Caltrans Resumes Efforts for Cleanup of State Highways

Published:

Caltrans Logo

District:  District 3 - Marysville
Contact:  Gilbert Mohtes-Chan
Phone:  (530) 741-4571 Cell: (530) 682-6145

 

FOR IMMEDIATE RELEASE

MARYSVILLE – Caltrans is resuming maintenance operations to remove trash along state highways and freeways throughout California, including the Sacramento Valley and Sierra region.

Litter removal was limited during the current COVID-19 public health crisis to protect the health and safety of Caltrans crews. Due to the accumulation of trash on the state highways, Caltrans crews today, along with the Adopt-A-Highway program, are picking up garbage statewide and removing items abandoned on the side of the road.

Highway litter ranks as the No. 1 complaint by motorists. Last year, Caltrans District 3 maintenance and Adopt-A-Highway volunteers collected 4,890 cubic yards of trash strewn along 3,081 shoulder miles in Butte, Colusa, Glenn, Sierra, Sutter, Yuba, Nevada, Placer, Sacramento, El Dorado and Yolo counties.

Statewide, Caltrans spends nearly $70 million a year on litter removal and last year alone collected 287,000 cubic yards of litter—enough to fill 18,000 garbage trucks.
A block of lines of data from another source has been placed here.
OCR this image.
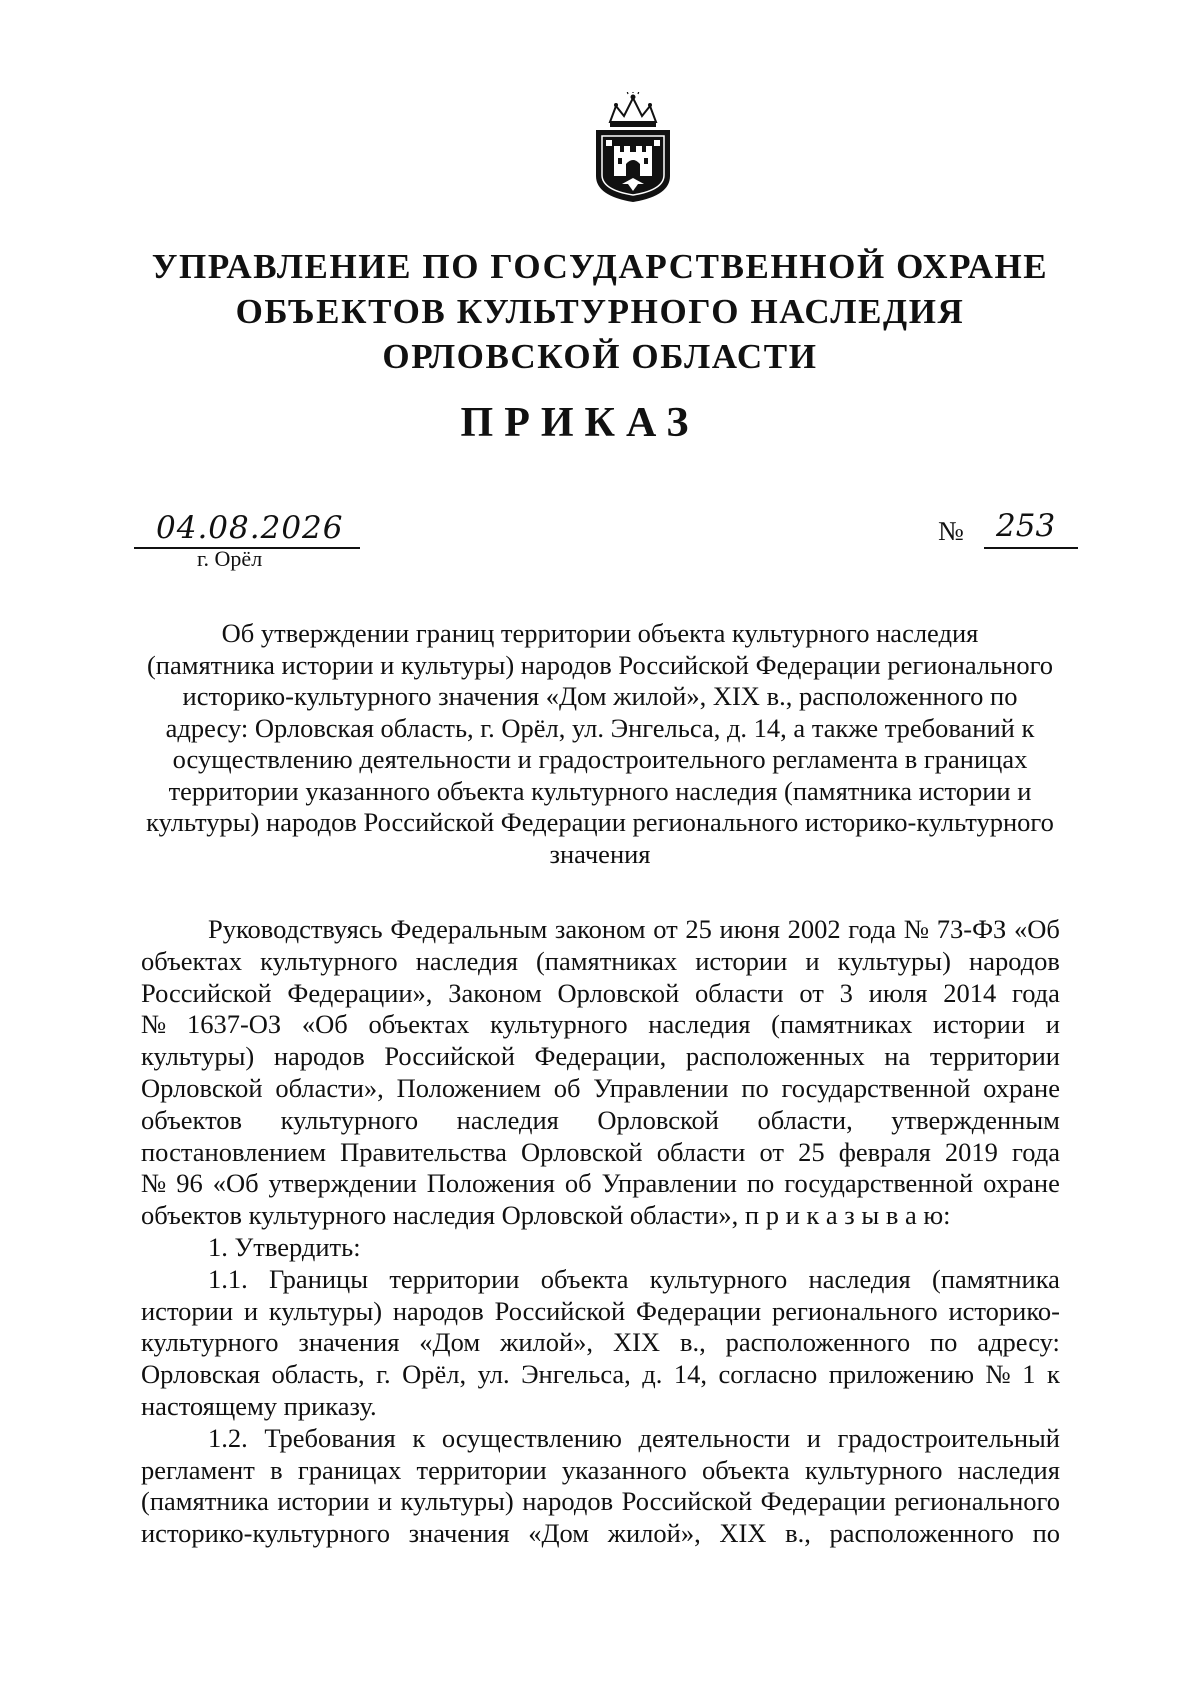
УПРАВЛЕНИЕ ПО ГОСУДАРСТВЕННОЙ ОХРАНЕ
ОБЪЕКТОВ КУЛЬТУРНОГО НАСЛЕДИЯ
ОРЛОВСКОЙ ОБЛАСТИ
ПРИКАЗ
04.08.2026
г. Орёл
№ 253
Об утверждении границ территории объекта культурного наследия
(памятника истории и культуры) народов Российской Федерации регионального
историко-культурного значения «Дом жилой», XIX в., расположенного по
адресу: Орловская область, г. Орёл, ул. Энгельса, д. 14, а также требований к
осуществлению деятельности и градостроительного регламента в границах
территории указанного объекта культурного наследия (памятника истории и
культуры) народов Российской Федерации регионального историко-культурного
значения
Руководствуясь Федеральным законом от 25 июня 2002 года № 73-ФЗ «Об
объектах культурного наследия (памятниках истории и культуры) народов
Российской Федерации», Законом Орловской области от 3 июля 2014 года
№ 1637-ОЗ «Об объектах культурного наследия (памятниках истории и
культуры) народов Российской Федерации, расположенных на территории
Орловской области», Положением об Управлении по государственной охране
объектов культурного наследия Орловской области, утвержденным
постановлением Правительства Орловской области от 25 февраля 2019 года
№ 96 «Об утверждении Положения об Управлении по государственной охране
объектов культурного наследия Орловской области», п р и к а з ы в а ю:
1. Утвердить:
1.1. Границы территории объекта культурного наследия (памятника
истории и культуры) народов Российской Федерации регионального историко-
культурного значения «Дом жилой», XIX в., расположенного по адресу:
Орловская область, г. Орёл, ул. Энгельса, д. 14, согласно приложению № 1 к
настоящему приказу.
1.2. Требования к осуществлению деятельности и градостроительный
регламент в границах территории указанного объекта культурного наследия
(памятника истории и культуры) народов Российской Федерации регионального
историко-культурного значения «Дом жилой», XIX в., расположенного по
Of that total, 35 percent resulted from efforts by the department’s community programs, saving California millions of dollars.

In addition to the millions of dollars spent cleaning up trash from the state highway system, litter presents a wide range of serious threats to the environment and human health; wildlife suffers from plastics in the ecosystem; roadside landscaping is damaged by large debris; fires are started from burning cigarettes; harmful chemicals and biohazards cause a serious health threat; and litter clogs roadway drainage systems, leading to highway flooding and impacting water quality.
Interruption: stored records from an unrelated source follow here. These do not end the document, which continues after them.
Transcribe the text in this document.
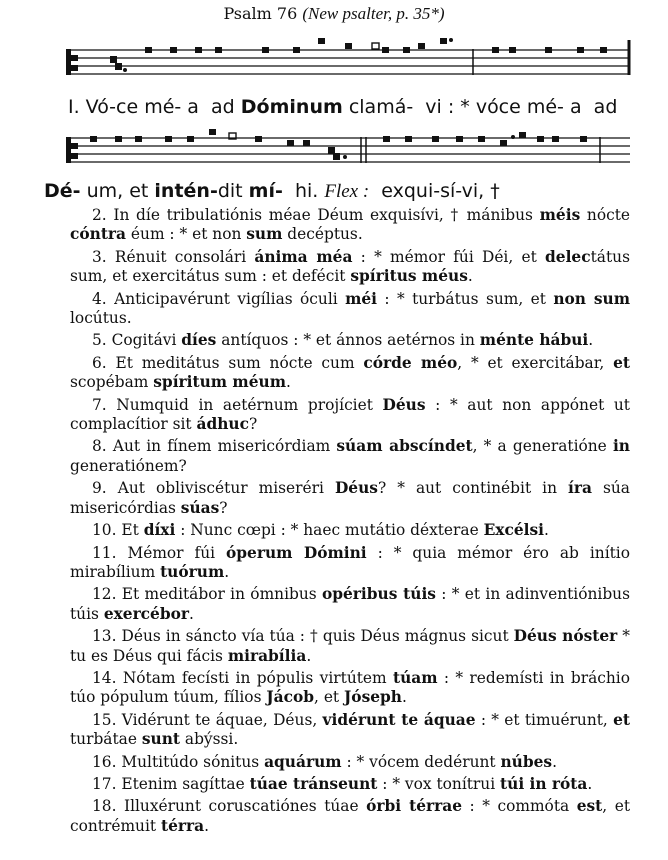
Psalm 76 (New psalter, p. 35*)
I. Vó-ce mé- a  ad Dóminum clamá-  vi : * vóce mé- a  ad
Dé- um, et intén-dit mí-  hi. Flex :  exqui-sí-vi, †
2. In díe tribulatiónis méae Déum exquisívi, † mánibus méis nócte cóntra éum : * et non sum decéptus.
3. Rénuit consolári ánima méa : * mémor fúi Déi, et delectátus sum, et exercitátus sum : et defécit spíritus méus.
4. Anticipavérunt vigílias óculi méi : * turbátus sum, et non sum locútus.
5. Cogitávi díes antíquos : * et ánnos aetérnos in ménte hábui.
6. Et meditátus sum nócte cum córde méo, * et exercitábar, et scopébam spíritum méum.
7. Numquid in aetérnum projíciet Déus : * aut non appónet ut complacítior sit ádhuc?
8. Aut in fínem misericórdiam súam abscíndet, * a generatióne in generatiónem?
9. Aut obliviscétur miseréri Déus? * aut continébit in íra súa misericórdias súas?
10. Et díxi : Nunc cœpi : * haec mutátio déxterae Excélsi.
11. Mémor fúi óperum Dómini : * quia mémor éro ab inítio mirabílium tuórum.
12. Et meditábor in ómnibus opéribus túis : * et in adinventiónibus túis exercébor.
13. Déus in sáncto vía túa : † quis Déus mágnus sicut Déus nóster * tu es Déus qui fácis mirabília.
14. Nótam fecísti in pópulis virtútem túam : * redemísti in bráchio túo pópulum túum, fílios Jácob, et Jóseph.
15. Vidérunt te áquae, Déus, vidérunt te áquae : * et timuérunt, et turbátae sunt abýssi.
16. Multitúdo sónitus aquárum : * vócem dedérunt núbes.
17. Etenim sagíttae túae tránseunt : * vox tonítrui túi in róta.
18. Illuxérunt coruscatiónes túae órbi térrae : * commóta est, et contrémuit térra.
The California Highway Patrol actively enforces California’s anti-littering laws, ticketing motorists seen littering the highways or driving with unsecured cargo loads. Last year, CHP officers issued more than 3,100 citations for littering, and roughly one-third of those violations involved a lit cigarette.

For more information on the Caltrans Adopt-A-Highway Program, please visit Adopt-A-Highway or call Audrey Milligan-Parrish, District 3 Adopt-A-Highway coordinator, at (530) 741-4002.

Caltrans encourages motorists to “Be Work Zone Alert”, to “Slow for the Cone Zone” and “Move Over” whenever it is safe to do so when amber or flashing lights indicate the presence of highway workers or emergency personnel on the roadway.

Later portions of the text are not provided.